E a corrupção, como é? "Que palavra tão feia, menino" - explicaram-me finalmente um dia - "aquilo é o óleo que faz andar a máquina". Óleo? Máquina? Será que está tudo louco? Ora essa, então os camaradas trabalham no Governo e ganham duas ou três mil patacas por mês? Como é que vivem com esse dinheiro? Claro que não vivem., os camaradas precisam de "óleo" para fazer a máquina andar. E então quer dizer que...nada disso, "oferecem" o óleo, e este é costume tão antigo que se perde na memória do tempo. É uma troca, um acordo de cavalheiros, e se o rapaz recusar, não está a dar "face" ao requisitante. Interessante, isto do óleo. Talvez o CCAC ganhasse mais em ir para a China aprender qualquer coisa sobre "corrupção" e "óleo". Aqui andam a perder tempo a apanhar funcionários que enganam no registo de assiduidade, e espertalhões que fazem moscambilha com cupões de gasolina. Ninharias. É a isso que chamam corrupção? E houve tempos em que cantaram de galo, pois após uma "pesca grossa" que apanharam vai para sete anos, têm andado muito maneirinhos.
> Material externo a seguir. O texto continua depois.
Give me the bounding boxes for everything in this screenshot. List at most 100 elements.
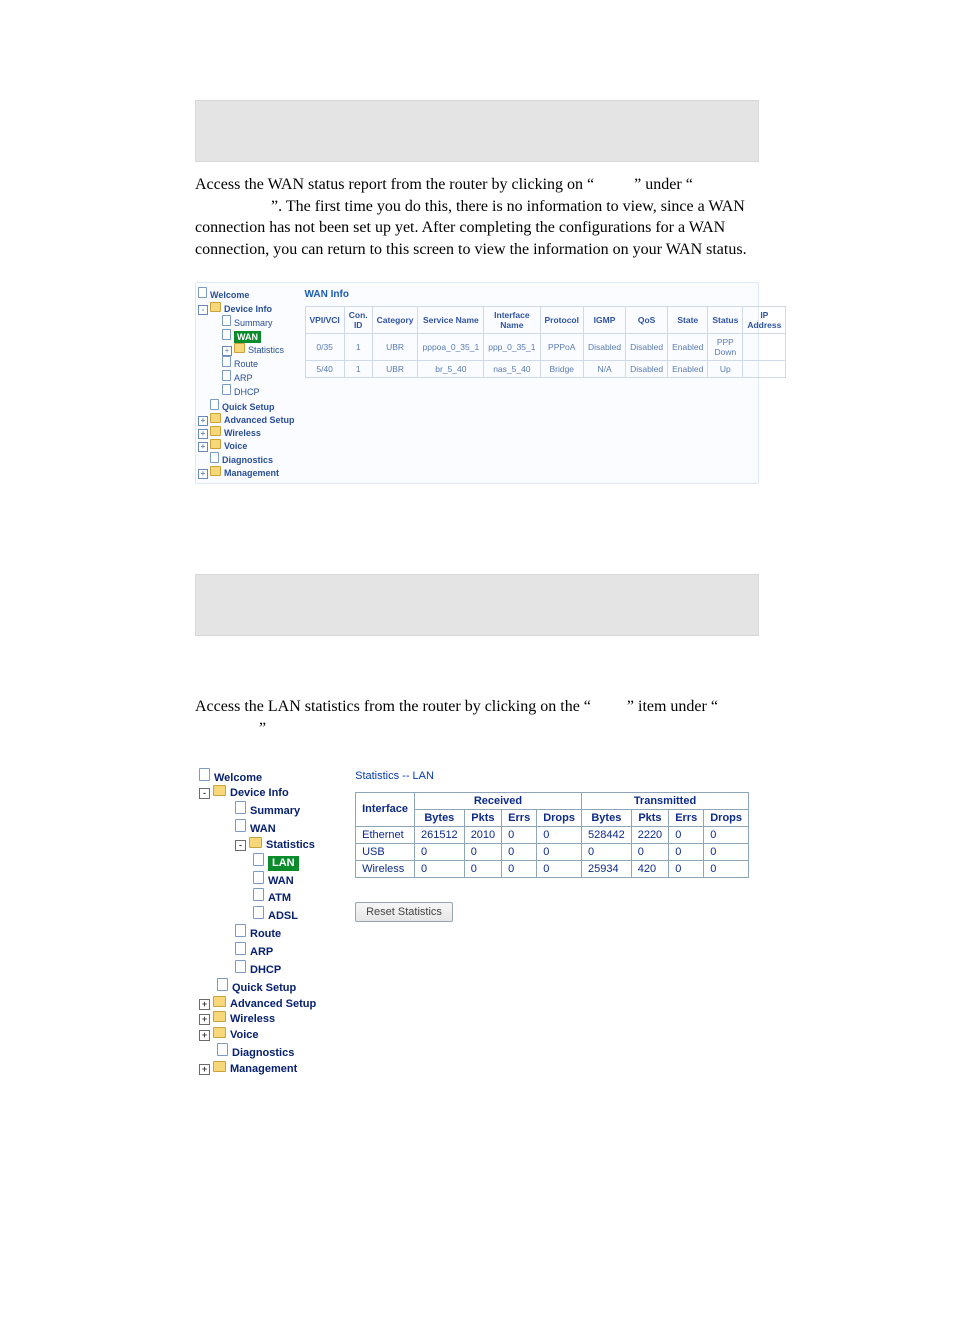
- cell: 2010: [464, 826, 501, 843]
- expand-icon[interactable]: +: [199, 1064, 210, 1075]
- cell: 0: [464, 843, 501, 860]
- wan-paragraph: Access the WAN status report from the ro…: [195, 174, 759, 260]
- table-header-row: Bytes Pkts Errs Drops Bytes Pkts Errs Dr…: [356, 809, 749, 826]
- expand-icon[interactable]: +: [198, 429, 208, 439]
- cell: 0: [464, 860, 501, 877]
- section-heading-lan: [195, 574, 759, 636]
- cell: 528442: [581, 826, 631, 843]
- nav-wireless[interactable]: + Wireless: [199, 1011, 341, 1027]
- nav-quick-setup[interactable]: Quick Setup: [199, 978, 341, 996]
- nav-voice[interactable]: +Voice: [199, 1027, 341, 1043]
- cell: 0: [414, 843, 464, 860]
- label: WAN: [250, 823, 276, 835]
- collapse-icon[interactable]: -: [198, 305, 208, 315]
- nav-diagnostics[interactable]: Diagnostics: [199, 1043, 341, 1061]
- cell: 0: [537, 860, 582, 877]
- expand-icon[interactable]: +: [198, 416, 208, 426]
- table-row: 0/35 1 UBR pppoa_0_35_1 ppp_0_35_1 PPPoA…: [305, 334, 786, 361]
- nav-arp[interactable]: ARP: [199, 942, 341, 960]
- label: Voice: [224, 441, 247, 451]
- expand-icon[interactable]: +: [198, 442, 208, 452]
- expand-icon[interactable]: +: [198, 469, 208, 479]
- table-row: 5/40 1 UBR br_5_40 nas_5_40 Bridge N/A D…: [305, 361, 786, 378]
- reset-statistics-button[interactable]: Reset Statistics: [355, 902, 453, 922]
- col-drops: Drops: [704, 809, 749, 826]
- nav-device-info[interactable]: -Device Info: [199, 785, 341, 801]
- nav-welcome[interactable]: Welcome: [199, 768, 341, 786]
- nav-statistics[interactable]: + Statistics: [198, 343, 295, 356]
- expand-icon[interactable]: +: [199, 1014, 210, 1025]
- col-state: State: [668, 307, 708, 334]
- label: ARP: [250, 946, 273, 958]
- collapse-icon[interactable]: -: [235, 840, 246, 851]
- cell: Disabled: [626, 334, 668, 361]
- col-interface: Interface: [356, 792, 415, 826]
- cell: 0: [704, 826, 749, 843]
- cell: br_5_40: [418, 361, 484, 378]
- col-received: Received: [414, 792, 581, 809]
- nav-wireless[interactable]: + Wireless: [198, 426, 295, 439]
- label: Wireless: [224, 428, 261, 438]
- nav-device-info[interactable]: -Device Info: [198, 302, 295, 315]
- nav-dhcp[interactable]: DHCP: [198, 384, 295, 398]
- cell: 0: [669, 826, 704, 843]
- nav-lan-selected[interactable]: LAN: [199, 853, 341, 871]
- lan-stats-panel: Statistics -- LAN Interface Received Tra…: [345, 762, 759, 1083]
- text: ” item under “: [627, 698, 718, 715]
- cell: 0: [502, 826, 537, 843]
- cell: ppp_0_35_1: [484, 334, 540, 361]
- col-vpivci: VPI/VCI: [305, 307, 344, 334]
- cell: 0: [414, 860, 464, 877]
- cell: Enabled: [668, 334, 708, 361]
- nav-route[interactable]: Route: [199, 924, 341, 942]
- label: Route: [250, 928, 281, 940]
- nav-statistics[interactable]: -Statistics: [199, 837, 341, 853]
- nav-wan[interactable]: WAN: [199, 819, 341, 837]
- nav-tree-lan: Welcome -Device Info Summary WAN -Statis…: [195, 762, 345, 1083]
- label: Welcome: [214, 772, 262, 784]
- col-transmitted: Transmitted: [581, 792, 748, 809]
- expand-icon[interactable]: +: [199, 1030, 210, 1041]
- label: DHCP: [234, 387, 260, 397]
- nav-wan-stats[interactable]: WAN: [199, 871, 341, 889]
- cell: Wireless: [356, 860, 415, 877]
- label: DHCP: [250, 964, 281, 976]
- label: Wireless: [230, 1013, 275, 1025]
- label: Statistics: [248, 345, 284, 355]
- nav-diagnostics[interactable]: Diagnostics: [198, 452, 295, 466]
- cell: 0: [537, 826, 582, 843]
- col-iname: Interface Name: [484, 307, 540, 334]
- cell: UBR: [372, 361, 418, 378]
- nav-quick-setup[interactable]: Quick Setup: [198, 399, 295, 413]
- col-errs: Errs: [669, 809, 704, 826]
- label: Welcome: [210, 290, 249, 300]
- text-space: [595, 698, 623, 715]
- lan-stats-screenshot: Welcome -Device Info Summary WAN -Statis…: [195, 762, 759, 1083]
- nav-adsl[interactable]: ADSL: [199, 906, 341, 924]
- nav-summary[interactable]: Summary: [198, 315, 295, 329]
- cell: pppoa_0_35_1: [418, 334, 484, 361]
- nav-advanced[interactable]: +Advanced Setup: [199, 996, 341, 1012]
- nav-arp[interactable]: ARP: [198, 370, 295, 384]
- label: WAN: [234, 331, 261, 343]
- nav-welcome[interactable]: Welcome: [198, 287, 295, 301]
- nav-route[interactable]: Route: [198, 356, 295, 370]
- label: Quick Setup: [222, 402, 275, 412]
- nav-advanced[interactable]: +Advanced Setup: [198, 413, 295, 426]
- nav-wan-selected[interactable]: WAN: [198, 329, 295, 343]
- text: ”: [259, 720, 266, 737]
- nav-management[interactable]: +Management: [199, 1061, 341, 1077]
- nav-voice[interactable]: + Voice: [198, 439, 295, 452]
- label: Summary: [250, 805, 300, 817]
- collapse-icon[interactable]: -: [199, 788, 210, 799]
- nav-dhcp[interactable]: DHCP: [199, 960, 341, 978]
- cell: UBR: [372, 334, 418, 361]
- cell: 0: [631, 843, 668, 860]
- nav-tree-wan: Welcome -Device Info Summary WAN + Statis…: [196, 283, 297, 483]
- nav-summary[interactable]: Summary: [199, 801, 341, 819]
- expand-icon[interactable]: +: [199, 999, 210, 1010]
- nav-atm[interactable]: ATM: [199, 888, 341, 906]
- expand-icon[interactable]: +: [222, 346, 232, 356]
- nav-management[interactable]: +Management: [198, 466, 295, 479]
- cell: nas_5_40: [484, 361, 540, 378]
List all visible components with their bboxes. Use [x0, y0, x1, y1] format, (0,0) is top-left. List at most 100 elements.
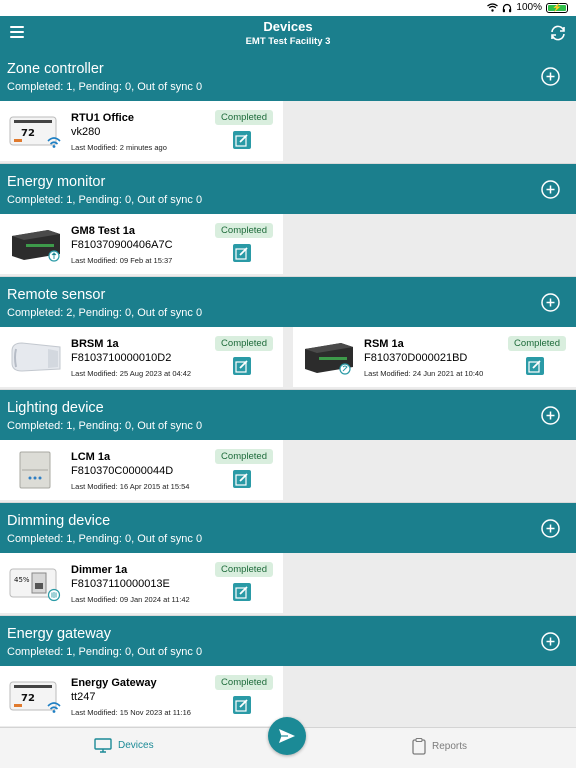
last-modified: Last Modified: 25 Aug 2023 at 04:42 [71, 369, 192, 378]
device-name: RTU1 Office [71, 112, 134, 124]
section-header: Energy gateway Completed: 1, Pending: 0,… [0, 616, 576, 666]
section-body: 72 RTU1 Office vk280 Last Modified: 2 mi… [0, 101, 576, 163]
section-body: BRSM 1a F8103710000010D2 Last Modified: … [0, 327, 576, 389]
status-icons: 100% ⚡ [487, 2, 568, 13]
device-id: F810370C0000044D [71, 465, 174, 477]
status-badge: Completed [215, 336, 273, 351]
add-circle-icon[interactable] [541, 406, 560, 425]
facility-name: EMT Test Facility 3 [245, 36, 331, 47]
add-circle-icon[interactable] [541, 67, 560, 86]
last-modified: Last Modified: 09 Jan 2024 at 11:42 [71, 595, 190, 604]
edit-icon[interactable] [526, 357, 544, 375]
device-name: Energy Gateway [71, 677, 157, 689]
device-card[interactable]: RSM 1a F810370D000021BD Last Modified: 2… [293, 327, 576, 387]
section-lighting-device: Lighting device Completed: 1, Pending: 0… [0, 390, 576, 503]
energy-gateway-thumbnail: 72 [9, 681, 61, 713]
device-name: Dimmer 1a [71, 564, 128, 576]
device-name: LCM 1a [71, 451, 111, 463]
section-energy-gateway: Energy gateway Completed: 1, Pending: 0,… [0, 616, 576, 727]
lighting-panel-thumbnail [19, 451, 51, 489]
section-title: Zone controller [7, 61, 104, 77]
status-badge: Completed [215, 675, 273, 690]
tab-devices[interactable]: Devices [94, 738, 154, 753]
remote-sensor-thumbnail [11, 342, 61, 372]
device-name: BRSM 1a [71, 338, 119, 350]
add-circle-icon[interactable] [541, 180, 560, 199]
device-card[interactable]: BRSM 1a F8103710000010D2 Last Modified: … [0, 327, 283, 387]
device-id: tt247 [71, 691, 96, 703]
edit-icon[interactable] [233, 131, 251, 149]
section-counts: Completed: 1, Pending: 0, Out of sync 0 [7, 420, 203, 432]
section-title: Energy gateway [7, 626, 111, 642]
section-title: Remote sensor [7, 287, 106, 303]
section-counts: Completed: 1, Pending: 0, Out of sync 0 [7, 194, 203, 206]
section-zone-controller: Zone controller Completed: 1, Pending: 0… [0, 51, 576, 164]
device-id: vk280 [71, 126, 101, 138]
wifi-icon [487, 3, 499, 12]
send-button[interactable] [268, 717, 306, 755]
edit-icon[interactable] [233, 470, 251, 488]
section-header: Remote sensor Completed: 2, Pending: 0, … [0, 277, 576, 327]
send-icon [279, 729, 295, 743]
section-body: 45% Dimmer 1a F81037110000013E Last Modi… [0, 553, 576, 615]
nav-header: Devices EMT Test Facility 3 [0, 16, 576, 51]
add-circle-icon[interactable] [541, 632, 560, 651]
tab-reports-label: Reports [432, 741, 468, 752]
devices-tab-icon [94, 738, 112, 753]
edit-icon[interactable] [233, 244, 251, 262]
edit-icon[interactable] [233, 357, 251, 375]
section-body: GM8 Test 1a F810370900406A7C Last Modifi… [0, 214, 576, 276]
status-badge: Completed [215, 223, 273, 238]
zone-controller-thumbnail: 72 [9, 116, 61, 148]
page-title: Devices [263, 19, 313, 34]
battery-icon: ⚡ [546, 2, 568, 13]
section-title: Energy monitor [7, 174, 106, 190]
status-badge: Completed [215, 562, 273, 577]
add-circle-icon[interactable] [541, 293, 560, 312]
svg-text:45%: 45% [14, 576, 30, 584]
device-card[interactable]: 45% Dimmer 1a F81037110000013E Last Modi… [0, 553, 283, 613]
add-circle-icon[interactable] [541, 519, 560, 538]
device-id: F81037110000013E [71, 578, 170, 590]
section-counts: Completed: 1, Pending: 0, Out of sync 0 [7, 533, 203, 545]
last-modified: Last Modified: 09 Feb at 15:37 [71, 256, 173, 265]
device-id: F810370900406A7C [71, 239, 173, 251]
headphones-icon [503, 3, 512, 12]
section-header: Dimming device Completed: 1, Pending: 0,… [0, 503, 576, 553]
section-counts: Completed: 1, Pending: 0, Out of sync 0 [7, 81, 203, 93]
edit-icon[interactable] [233, 583, 251, 601]
section-counts: Completed: 2, Pending: 0, Out of sync 0 [7, 307, 203, 319]
section-counts: Completed: 1, Pending: 0, Out of sync 0 [7, 646, 203, 658]
svg-text:72: 72 [21, 693, 35, 704]
section-title: Lighting device [7, 400, 104, 416]
status-badge: Completed [508, 336, 566, 351]
svg-text:72: 72 [21, 128, 35, 139]
device-name: GM8 Test 1a [71, 225, 135, 237]
device-id: F810370D000021BD [364, 352, 468, 364]
section-remote-sensor: Remote sensor Completed: 2, Pending: 0, … [0, 277, 576, 390]
device-card[interactable]: GM8 Test 1a F810370900406A7C Last Modifi… [0, 214, 283, 274]
device-card[interactable]: 72 Energy Gateway tt247 Last Modified: 1… [0, 666, 283, 726]
reports-tab-icon [412, 738, 426, 755]
device-list: Zone controller Completed: 1, Pending: 0… [0, 51, 576, 727]
sync-icon[interactable] [549, 24, 567, 42]
status-badge: Completed [215, 110, 273, 125]
edit-icon[interactable] [233, 696, 251, 714]
last-modified: Last Modified: 24 Jun 2021 at 10:40 [364, 369, 484, 378]
device-card[interactable]: 72 RTU1 Office vk280 Last Modified: 2 mi… [0, 101, 283, 161]
last-modified: Last Modified: 15 Nov 2023 at 11:16 [71, 708, 191, 717]
section-title: Dimming device [7, 513, 111, 529]
remote-sensor-module-thumbnail [305, 343, 353, 375]
energy-monitor-thumbnail [12, 230, 60, 262]
section-body: LCM 1a F810370C0000044D Last Modified: 1… [0, 440, 576, 502]
section-header: Energy monitor Completed: 1, Pending: 0,… [0, 164, 576, 214]
tab-reports[interactable]: Reports [412, 738, 467, 755]
section-header: Lighting device Completed: 1, Pending: 0… [0, 390, 576, 440]
battery-percent: 100% [516, 2, 542, 13]
section-energy-monitor: Energy monitor Completed: 1, Pending: 0,… [0, 164, 576, 277]
device-card[interactable]: LCM 1a F810370C0000044D Last Modified: 1… [0, 440, 283, 500]
section-header: Zone controller Completed: 1, Pending: 0… [0, 51, 576, 101]
status-bar: 100% ⚡ [0, 0, 576, 16]
dimmer-thumbnail: 45% [9, 568, 61, 602]
last-modified: Last Modified: 16 Apr 2015 at 15:54 [71, 482, 190, 491]
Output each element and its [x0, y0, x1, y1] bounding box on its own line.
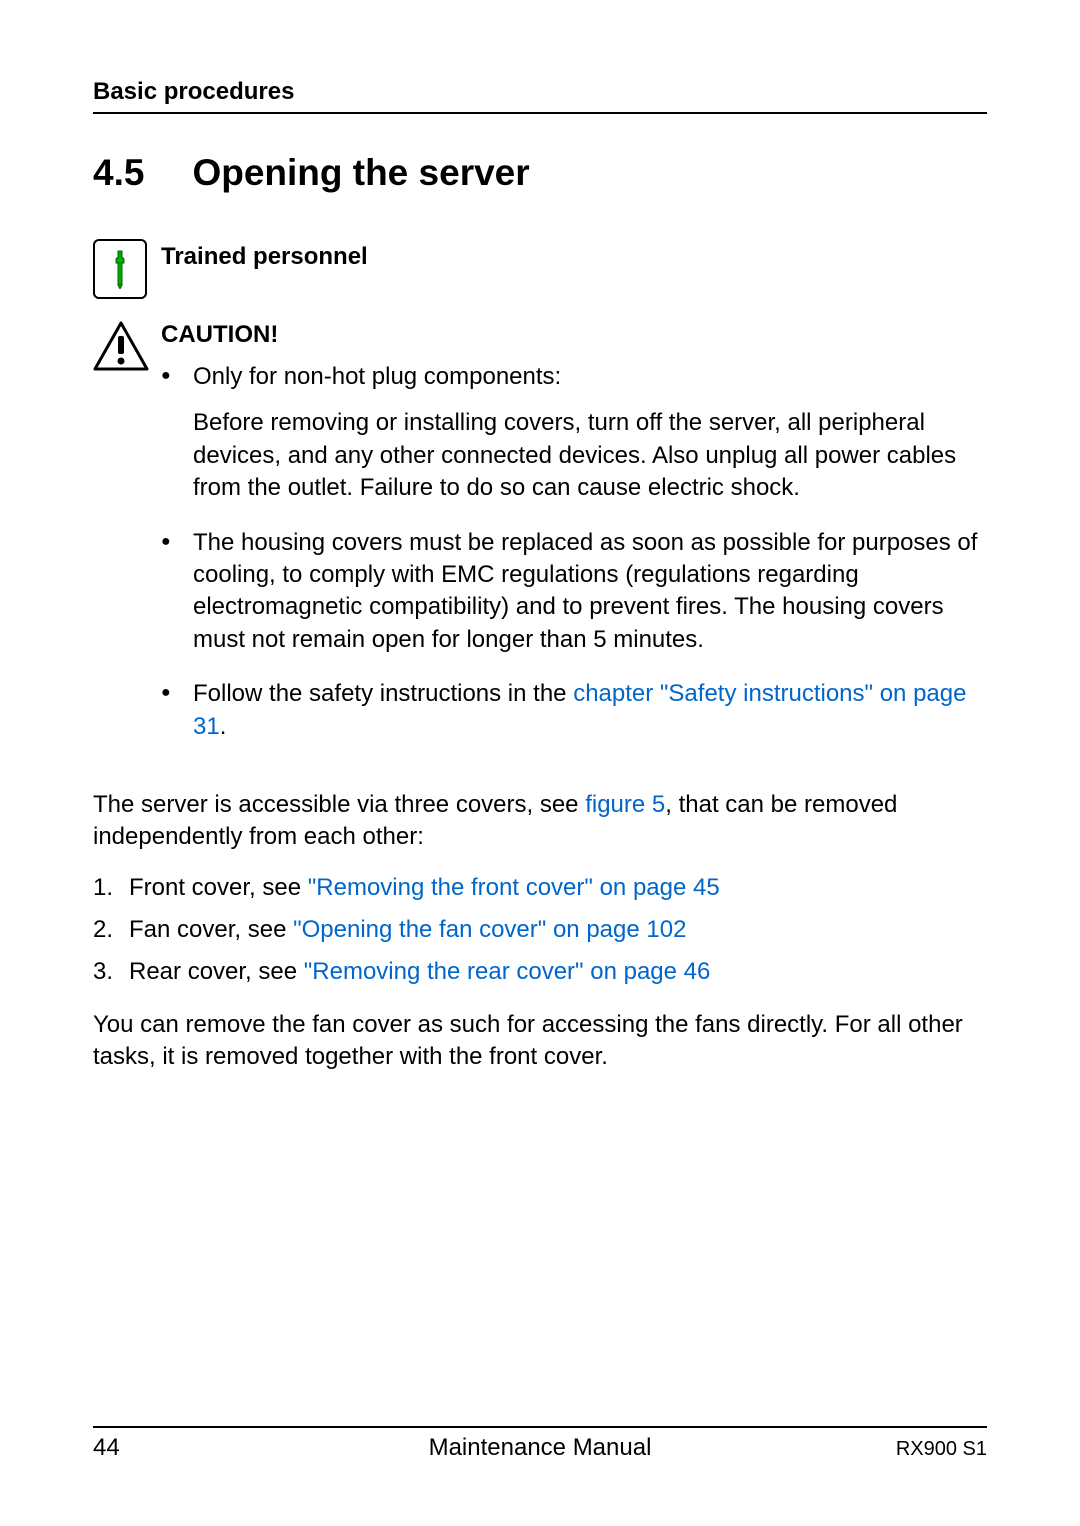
- cover-list-item: Front cover, see "Removing the front cov…: [93, 872, 987, 904]
- page-header: Basic procedures: [93, 78, 987, 114]
- trained-personnel-block: Trained personnel: [93, 239, 987, 299]
- caution-label: CAUTION!: [161, 321, 987, 349]
- footer-center-text: Maintenance Manual: [429, 1434, 652, 1462]
- bullet-text-pre: Follow the safety instructions in the: [193, 680, 573, 707]
- trained-label: Trained personnel: [161, 239, 368, 271]
- caution-bullet-item: The housing covers must be replaced as s…: [161, 527, 987, 657]
- caution-block: CAUTION! Only for non-hot plug component…: [93, 321, 987, 765]
- section-number: 4.5: [93, 152, 144, 194]
- outro-paragraph: You can remove the fan cover as such for…: [93, 1009, 987, 1074]
- front-cover-link[interactable]: "Removing the front cover" on page 45: [308, 874, 720, 901]
- screwdriver-icon: [110, 249, 130, 289]
- caution-bullet-item: Only for non-hot plug components: Before…: [161, 361, 987, 505]
- cover-pre: Fan cover, see: [129, 916, 293, 943]
- caution-bullet-list: Only for non-hot plug components: Before…: [161, 361, 987, 743]
- cover-pre: Rear cover, see: [129, 958, 304, 985]
- trained-icon-box: [93, 239, 147, 299]
- footer-right-text: RX900 S1: [896, 1438, 987, 1461]
- cover-pre: Front cover, see: [129, 874, 308, 901]
- intro-pre: The server is accessible via three cover…: [93, 791, 585, 818]
- rear-cover-link[interactable]: "Removing the rear cover" on page 46: [304, 958, 711, 985]
- header-title: Basic procedures: [93, 78, 987, 106]
- footer-page-number: 44: [93, 1434, 120, 1462]
- section-title: Opening the server: [192, 152, 529, 193]
- intro-paragraph: The server is accessible via three cover…: [93, 789, 987, 854]
- section-heading: 4.5 Opening the server: [93, 152, 987, 194]
- page-footer: 44 Maintenance Manual RX900 S1: [93, 1426, 987, 1462]
- cover-list-item: Fan cover, see "Opening the fan cover" o…: [93, 914, 987, 946]
- caution-bullet-item: Follow the safety instructions in the ch…: [161, 678, 987, 743]
- cover-list-item: Rear cover, see "Removing the rear cover…: [93, 956, 987, 988]
- bullet-sub-text: Before removing or installing covers, tu…: [193, 407, 987, 504]
- caution-icon: [93, 321, 149, 373]
- caution-content: CAUTION! Only for non-hot plug component…: [161, 321, 987, 765]
- covers-list: Front cover, see "Removing the front cov…: [93, 872, 987, 989]
- bullet-text: Only for non-hot plug components:: [193, 363, 561, 390]
- bullet-text: The housing covers must be replaced as s…: [193, 529, 977, 653]
- figure-link[interactable]: figure 5: [585, 791, 665, 818]
- bullet-text-post: .: [220, 713, 227, 740]
- fan-cover-link[interactable]: "Opening the fan cover" on page 102: [293, 916, 686, 943]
Mas e o combate à corrupção que Xi Jingping no seu plano para a presidência da China? Agora o Procurador Supremo do Tribunal Popular garantiu protecção legal a quem denuncie casos de corrupção. Hmm...perigoso, pois ainda no ano passado um colega meu blogger de Cantão escorregou no óleo e foi parar ao hospital muito mal tratado. Queixinhas é feio, e será que é para levar o combate a sério? De facto há camaradas que "abusam do óleo", e depois encontram-se autênticas grutas do tesouro nas caves das suas casas. Mas e a malta que depende deles? Por cada 100 milhões que um "viciado em óleo" subtrai, há outro tanto que vai para os rapazes do carimbo levarem as namoradas ao cinema, ou para outros pagarem as prestações do Audi. Se os camaradas forem "dentro" ou levarem com um balázio na nuca, quem é que dispensa o "óleo"? E a ideia era...ah, recuperar a confiança no partido. Como o nome indica, parece que será preciso mais que óleo e cola para voltar a juntar as peças.